Considering the surge of over 400% in the past five years, should you consider neglecting Nvidia and opt for investing in this notable AI stock that split, instead?
Nvidia (NVDA) has proven to be an early leader in the artificial intelligence (AI) revolution, reporting substantial earnings growth in recent quarters and vowing to continue innovating to fuel expansion. This growth has been reflected in the stock's performance, with shares surging over 190% this year, making Nvidia the best performer in the Dow Jones Industrial Average. Nvidia was even recently invited to join this elite group.
However, after these significant gains, one might question if Nvidia remains the foremost AI player, or if investors should explore another growth opportunity. A contender that has drawn attention lately is a company that, like Nvidia, underwent a stock split this year as its share price skyrocketed. Despite this, the company still carries a reasonable valuation and may have significant growth potential. Should this stock be preferred over tech giant Nvidia? Let's delve into the details.
A prominent networking entity
Which promising AI player am I referring to here? A corporation renowned for networking - it offers thousands of products used across various locations, from data centers to your smartphone. Over 99% of all internet traffic is transmitted via this company's technology. I'm talking about Broadcom (AVGO). Broadcom has demonstrated a history of earnings growth, and in recent times, two potential growth drivers have emerged: AI and Broadcom's acquisition of cloud company VMware.

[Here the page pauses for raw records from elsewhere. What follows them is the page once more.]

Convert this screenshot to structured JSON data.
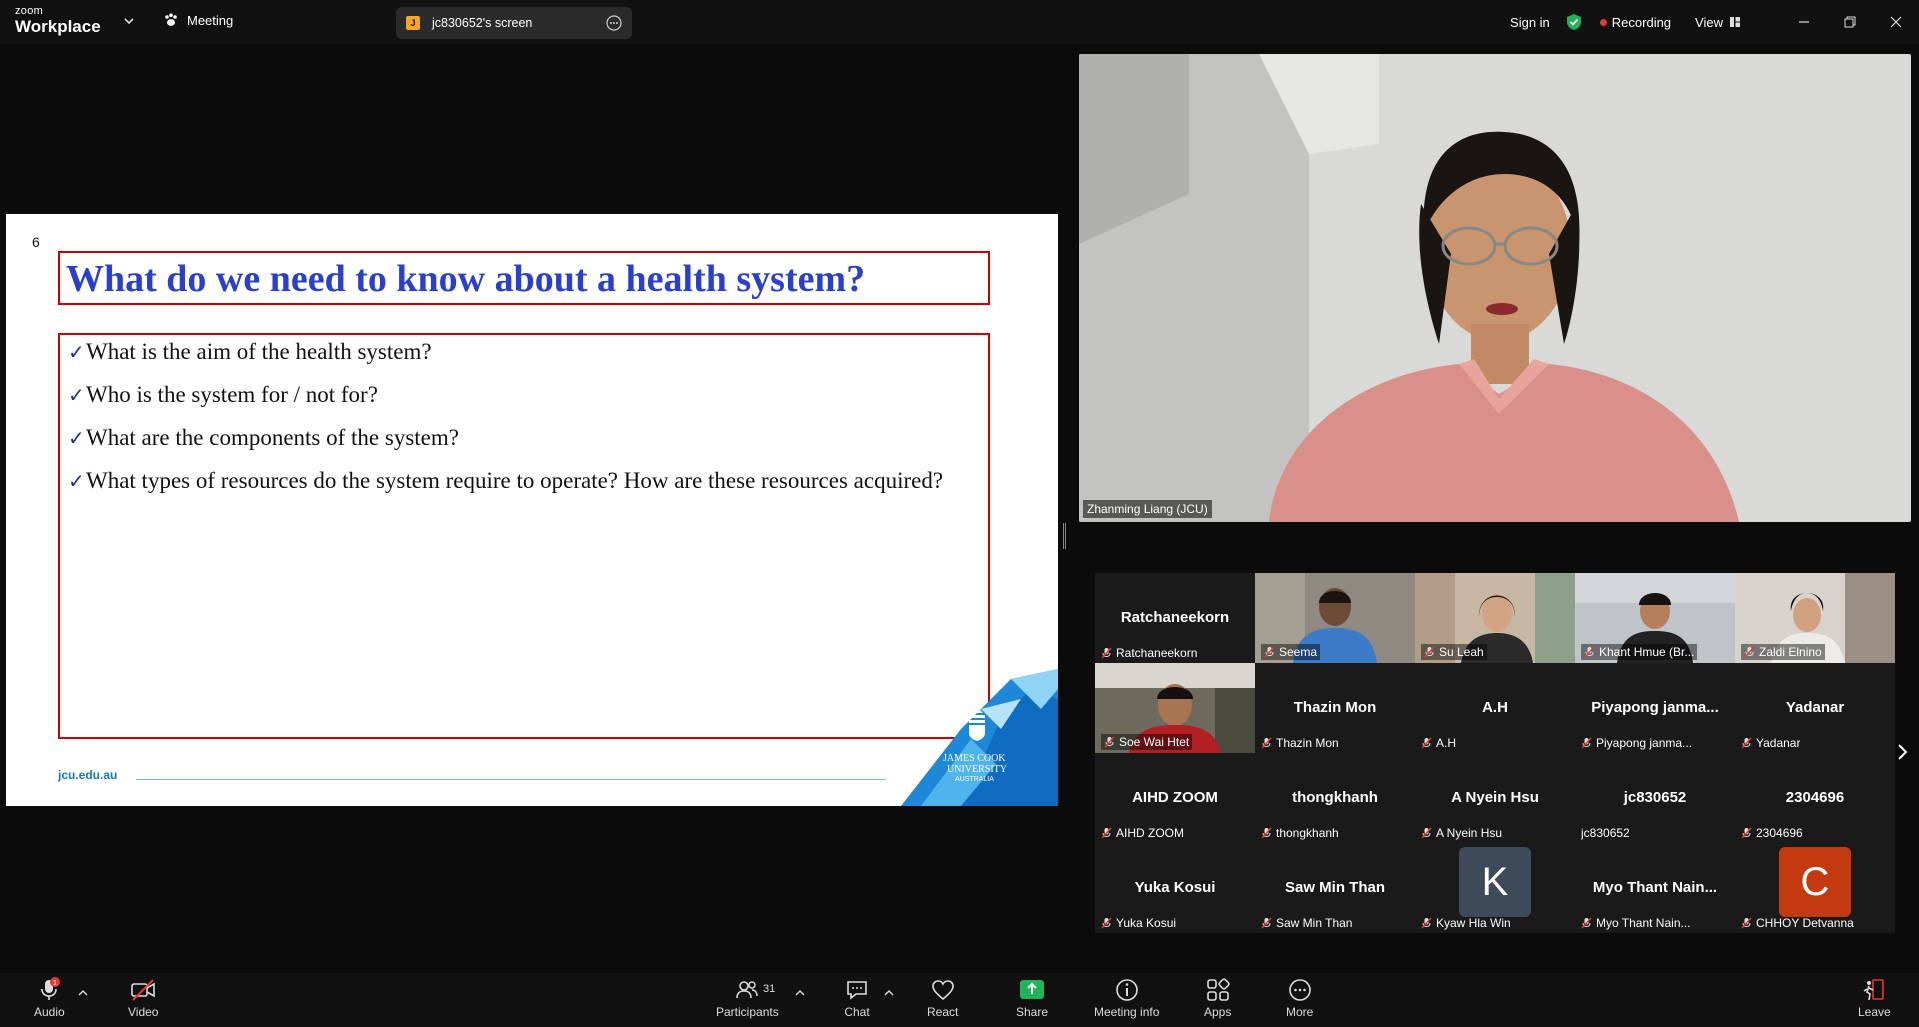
{
  "titlebar": {
    "logo_top": "zoom",
    "logo_bottom": "Workplace",
    "meeting_label": "Meeting",
    "screen_badge": "J",
    "screen_label": "jc830652's screen",
    "sign_in": "Sign in",
    "recording": "Recording",
    "view": "View",
    "accent_green": "#1fb35a",
    "recording_color": "#e53935"
  },
  "slide": {
    "number": "6",
    "title": "What do we need to know about a health system?",
    "bullets": [
      "What is the aim of the health system?",
      "Who is the system for / not for?",
      "What are the components of the system?",
      "What types of resources do the system require to operate? How are these resources acquired?"
    ],
    "footer": "jcu.edu.au",
    "logo_line1": "JAMES COOK",
    "logo_line2": "UNIVERSITY",
    "logo_line3": "AUSTRALIA",
    "title_color": "#2a3fd1",
    "box_color": "#cc0000"
  },
  "speaker": {
    "name": "Zhanming Liang (JCU)"
  },
  "gallery": {
    "tiles": [
      {
        "big": "Ratchaneekorn",
        "name": "Ratchaneekorn",
        "kind": "text",
        "muted": true
      },
      {
        "big": "",
        "name": "Seema",
        "kind": "video",
        "muted": true
      },
      {
        "big": "",
        "name": "Su Leah",
        "kind": "video",
        "muted": true
      },
      {
        "big": "",
        "name": "Khant Hmue (Br...",
        "kind": "video",
        "muted": true
      },
      {
        "big": "",
        "name": "Zaldi Elnino",
        "kind": "video",
        "muted": true
      },
      {
        "big": "",
        "name": "Soe Wai Htet",
        "kind": "video",
        "muted": true
      },
      {
        "big": "Thazin Mon",
        "name": "Thazin Mon",
        "kind": "text",
        "muted": true
      },
      {
        "big": "A.H",
        "name": "A.H",
        "kind": "text",
        "muted": true
      },
      {
        "big": "Piyapong  janma...",
        "name": "Piyapong janma...",
        "kind": "text",
        "muted": true
      },
      {
        "big": "Yadanar",
        "name": "Yadanar",
        "kind": "text",
        "muted": true
      },
      {
        "big": "AIHD ZOOM",
        "name": "AIHD ZOOM",
        "kind": "text",
        "muted": true
      },
      {
        "big": "thongkhanh",
        "name": "thongkhanh",
        "kind": "text",
        "muted": true
      },
      {
        "big": "A Nyein Hsu",
        "name": "A Nyein Hsu",
        "kind": "text",
        "muted": true
      },
      {
        "big": "jc830652",
        "name": "jc830652",
        "kind": "text",
        "muted": false
      },
      {
        "big": "2304696",
        "name": "2304696",
        "kind": "text",
        "muted": true
      },
      {
        "big": "Yuka Kosui",
        "name": "Yuka Kosui",
        "kind": "text",
        "muted": true
      },
      {
        "big": "Saw Min Than",
        "name": "Saw Min Than",
        "kind": "text",
        "muted": true
      },
      {
        "big": "K",
        "name": "Kyaw Hla Win",
        "kind": "avatar-k",
        "muted": true
      },
      {
        "big": "Myo  Thant  Nain...",
        "name": "Myo Thant Nain...",
        "kind": "text",
        "muted": true
      },
      {
        "big": "C",
        "name": "CHHOY Detvanna",
        "kind": "avatar-c",
        "muted": true
      }
    ]
  },
  "toolbar": {
    "audio": "Audio",
    "audio_badge": "1",
    "video": "Video",
    "participants": "Participants",
    "participants_count": "31",
    "chat": "Chat",
    "react": "React",
    "share": "Share",
    "meeting_info": "Meeting info",
    "apps": "Apps",
    "more": "More",
    "leave": "Leave",
    "share_color": "#1fb35a",
    "leave_color": "#e53935"
  }
}
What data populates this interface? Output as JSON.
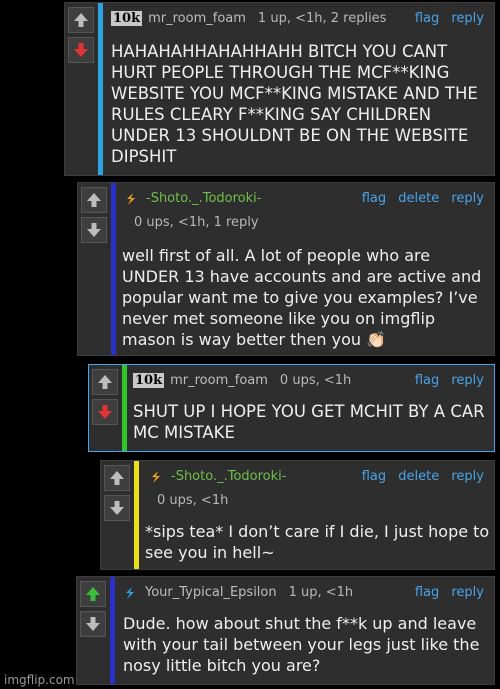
{
  "comments": [
    {
      "badge": "10k",
      "user": "mr_room_foam",
      "meta": "1 up, <1h, 2 replies",
      "links": [
        "flag",
        "reply"
      ],
      "text": "HAHAHAHHAHAHHAHH BITCH YOU CANT HURT PEOPLE THROUGH THE MCF**KING WEBSITE YOU MCF**KING MISTAKE AND THE RULES CLEARY F**KING SAY CHILDREN UNDER 13 SHOULDNT BE ON THE WEBSITE DIPSHIT",
      "bar_color": "#2aa3e0"
    },
    {
      "user": "-Shoto._.Todoroki-",
      "meta": "0 ups, <1h, 1 reply",
      "links": [
        "flag",
        "delete",
        "reply"
      ],
      "text": "well first of all. A lot of people who are UNDER 13 have accounts and are active and popular want me to give you examples? I’ve never met someone like you on imgflip mason is way better then you 👏🏻",
      "bar_color": "#2b31c8"
    },
    {
      "badge": "10k",
      "user": "mr_room_foam",
      "meta": "0 ups, <1h",
      "links": [
        "flag",
        "reply"
      ],
      "text": "SHUT UP I HOPE YOU GET MCHIT BY A CAR MC MISTAKE",
      "bar_color": "#31c42b"
    },
    {
      "user": "-Shoto._.Todoroki-",
      "meta": "0 ups, <1h",
      "links": [
        "flag",
        "delete",
        "reply"
      ],
      "text": "*sips tea* I don’t care if I die, I just hope to see you in hell~",
      "bar_color": "#e8df1a"
    },
    {
      "user": "Your_Typical_Epsilon",
      "meta": "1 up, <1h",
      "links": [
        "flag",
        "reply"
      ],
      "text": "Dude. how about shut the f**k up and leave with your tail between your legs just like the nosy little bitch you are?",
      "bar_color": "#2b31c8"
    }
  ],
  "watermark": "imgflip.com",
  "colors": {
    "link": "#4aa3e8",
    "upvote_active": "#3bbd3b",
    "downvote_active": "#e03535"
  }
}
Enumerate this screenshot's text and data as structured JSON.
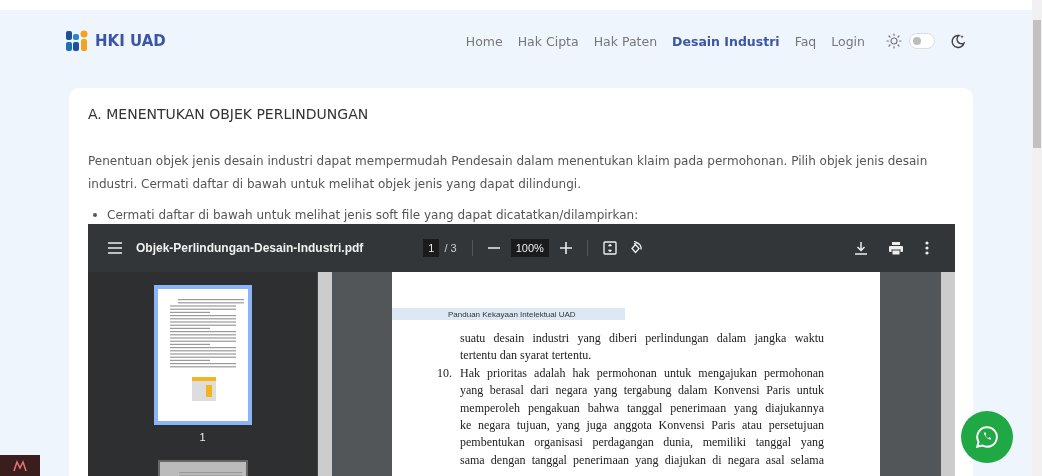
{
  "header": {
    "logo": "HKI UAD",
    "nav": [
      {
        "label": "Home",
        "selected": false
      },
      {
        "label": "Hak Cipta",
        "selected": false
      },
      {
        "label": "Hak Paten",
        "selected": false
      },
      {
        "label": "Desain Industri",
        "selected": true
      },
      {
        "label": "Faq",
        "selected": false
      },
      {
        "label": "Login",
        "selected": false
      }
    ],
    "theme_toggle": {
      "on": false
    }
  },
  "section": {
    "title": "A. MENENTUKAN OBJEK PERLINDUNGAN",
    "intro": "Penentuan objek jenis desain industri dapat mempermudah Pendesain dalam menentukan klaim pada permohonan. Pilih objek jenis desain industri. Cermati daftar di bawah untuk melihat objek jenis yang dapat dilindungi.",
    "bullet": "Cermati daftar di bawah untuk melihat jenis soft file yang dapat dicatatkan/dilampirkan:"
  },
  "pdf_viewer": {
    "filename": "Objek-Perlindungan-Desain-Industri.pdf",
    "page_input": "1",
    "page_total": "/ 3",
    "zoom": "100%",
    "thumbnails": [
      {
        "label": "1",
        "selected": true
      },
      {
        "selected": false
      }
    ],
    "page": {
      "header": "Panduan Kekayaan Intelektual UAD",
      "items": [
        {
          "continues": false,
          "lines": [
            "suatu desain industri yang diberi perlindungan dalam jangka waktu",
            "tertentu dan syarat tertentu."
          ]
        },
        {
          "number": "10.",
          "continues": true,
          "lines": [
            "Hak prioritas adalah hak permohonan untuk mengajukan permohonan",
            "yang berasal dari negara yang tergabung dalam Konvensi Paris untuk",
            "memperoleh pengakuan bahwa tanggal penerimaan yang diajukannya",
            "ke negara tujuan, yang juga anggota Konvensi Paris atau persetujuan",
            "pembentukan organisasi perdagangan dunia, memiliki tanggal yang",
            "sama dengan tanggal penerimaan yang diajukan di negara asal selama"
          ]
        }
      ]
    }
  }
}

Both of these ventures contributed to Broadcom's revenue growth by 47% in the latest quarter, surpassing $13 billion. Broadcom credits the surge in demand from cloud service providers as they expand their operations, and points to the growing interest in AI networking and custom AI accelerators from Broadcom. In the recent quarter, the company reported that custom AI accelerator revenue tripled, Ethernet switching quadrupled, and PCI Express switches doubled.
Due to this momentum, Broadcom now anticipates full-year AI revenue of $12 billion, an increase from an earlier estimate of about $11 billion.
It's worth noting that we may be in the beginnings of this AI demand, as data centers update their existing systems to accommodate accelerated computing. Nvidia's CEO, Jensen Huang, has estimated that $1 trillion in outdated computing systems exist today and need to be updated within the coming years. Unquestionably, this could benefit Broadcom.
VMware's progress
Regarding VMware, Broadcom showcased its VMware Cloud Foundation at a recent conference in Las Vegas - the product is a complete software suite that virtualizes a data center and creates a private cloud for the customer. Sales of this product aided the VMware platform in achieving an annualized booking value of $2.5 billion during the quarter, marking an increase of over 30% compared to the previous quarter.
When Broadcom acquired VMware last year, the company aimed to reach an adjusted EBITDA of $8.5 billion within three years. Currently, Broadcom asserts that it is on track to meet or surpass that goal during the 2025 fiscal year.
As a result, Broadcom may be on the brink of a new wave of growth, one that could persist for an extended period. The company's stock has climbed more than 460% over the past five years and even surpassed $1,000 earlier this year. Like Nvidia, Broadcom launched a 10-for-1 stock split to make the stock more accessible for a wider range of investors. This initiative, executed in July, also indicates Broadcom's optimism about the stock's future potential for further growth.
Should you abandon Nvidia and opt for this company now? While Nvidia remains a solid AI investment, an examination of valuation reveals that Broadcom presents a compelling opportunity for investors seeking a potential AI champion. The stock is currently trading at 28 times forward earnings estimates, compared to Nvidia's 47.
In conclusion, both companies could possess substantial value for technology portfolios. However, at the moment, Broadcom appears to be an attractive buy based on its reasonable valuation.
In the context of exploring alternative growth opportunities beyond Nvidia, Broadcom could be an appealing choice due to its substantial earnings growth and focus on AI and networking. The company's stock split this year, coupled with its reasonable valuation compared to Nvidia's, suggests potential investment opportunities in this AI champion.
Considering Broadcom's recent financial performance, its stock has surged more than 460% over the past five years, even surpassing $1,000 earlier this year. This growth can be attributed to Broadcom's ventures in AI and its acquisition of cloud company VMware, which has contributed significantly to its revenue growth.